Data de Aprovação: / /
Xxx Xxxxxxxx Xxx Xxxxxxx Kleindienst Buzatto
Mestre em Direito Comercial INSPER
O presente artigo visa analisar o contrato de mútuo conversível em quotas sociais com o objetivo de apresentá-lo como uma alternativa de investimento de terceiros em uma sociedade limitada. Por meio do uso desse instrumento jurídico busca-se restringir o risco do investidor-mutuante ao valor por ele efetivamente emprestado e mitigar o risco de sua responsabilização pessoal ou patrimonial. Ao mesmo tempo, no caso de sucesso do negócio da sociedade limitada, garantir ao investidor- mutuante o direito de conversão de seu empréstimo em participação societária dessa sociedade, de modo que venha participar dos resultados dessa sociedade. Para tanto, utiliza-se da análise legal, teórica e doutrinária (i) dos deveres e dos direitos dos quotistas, (ii) das possíveis origens dos recursos empregados no financiamento societário, (iii) do contrato de mútuo no direito brasileiro, (iv) da origem do contrato de mútuo conversível em quotas sociais no direito norte- americano e de sua compatibilidade com o ordenamento jurídico brasileiro, bem como seus elementos e características. O artigo também confronta a internalização de alguns aspectos relativos ao contrato de mútuo conversível norte-americano com as normas jurídicas brasileiras. Verifica-se, ao longo do trabalho, que o contrato de mútuo conversível em quotas sociais é uma alternativa de investimento de terceiros em uma sociedade limitada, com a limitação do risco do investimento ao valor do empréstimo e a possibilidade da conversão desse empréstimo em participação societária, compatível com o ordenamento jurídico pátrio. Destaca-se que esse instrumento jurídico deve ser internalizado à luz do Direito brasileiro, razão pela qual, algumas possibilidades decorrentes desse tipo de contrato previstas na legislação estrangeira não seriam aplicáveis no Brasil ou teriam de ser adaptas.
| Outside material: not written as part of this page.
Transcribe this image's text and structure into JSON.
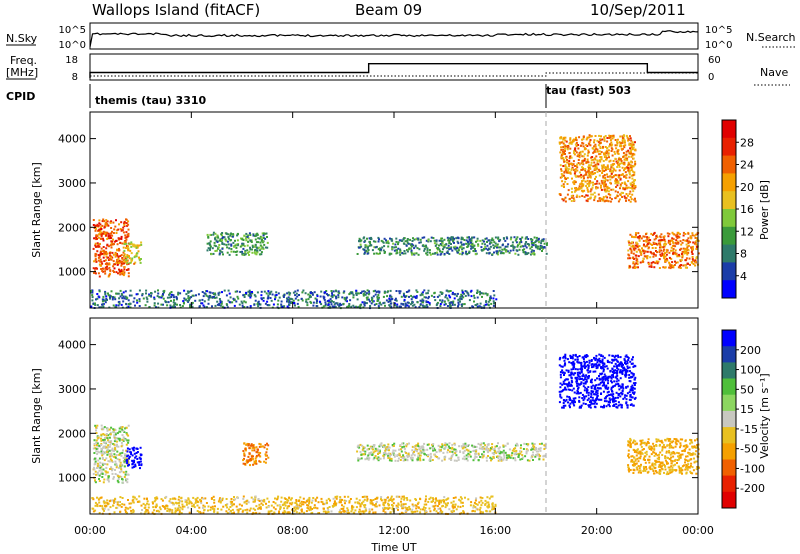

Palavras-chave: Financiamento Societário. Investimento de Terceiros. Contrato de Mútuo Conversível em Quotas Sociais.
This article aims to analyze the loan agreement convertible into social quotas with the objective of presenting it as an alternative investment of third parties in a limited liability company. The use of this legal instrument seeks to restrict the risk of the investor-lender to the value effectively lent by him and mitigate the risk of his personal or property liability. At the same time, in the case of the limited liability company’s business success, guarantee to the investor-lender the right to convert his loan into equity interest in that company, so that he will be able to participate in its results. For this purpose, it uses legal, theoretical and doctrinal analysis (i) of the quotaholders’ duties and rights, (ii) of the possible origins of the resources used in corporate financing, (iii) of the loan agreement in Brazilian Law, (iv) of the origin of the loan agreement convertible into social quotas in American Law and its compatibility with the Brazilian legal system, as well as its elements and characteristics. The article also confronts the internalization of some aspects related to the American loan agreement convertible with Brazilian legal norms. Throughout the work, it is verified that the loan agreement convertible into social quotas is an alternative investment of third parties in a limited liability company, with the limitation of the investment risk to the value of the loan and the possibility of converting that loan into equity interest, compatible with the national legal system. It should be noted that this legal instrument must be internalized in accordance with the Brazilian Law, which is why some of the possibilities arising from this type of contract under foreign Law would not be applicable in Brazil or would have to be adapted.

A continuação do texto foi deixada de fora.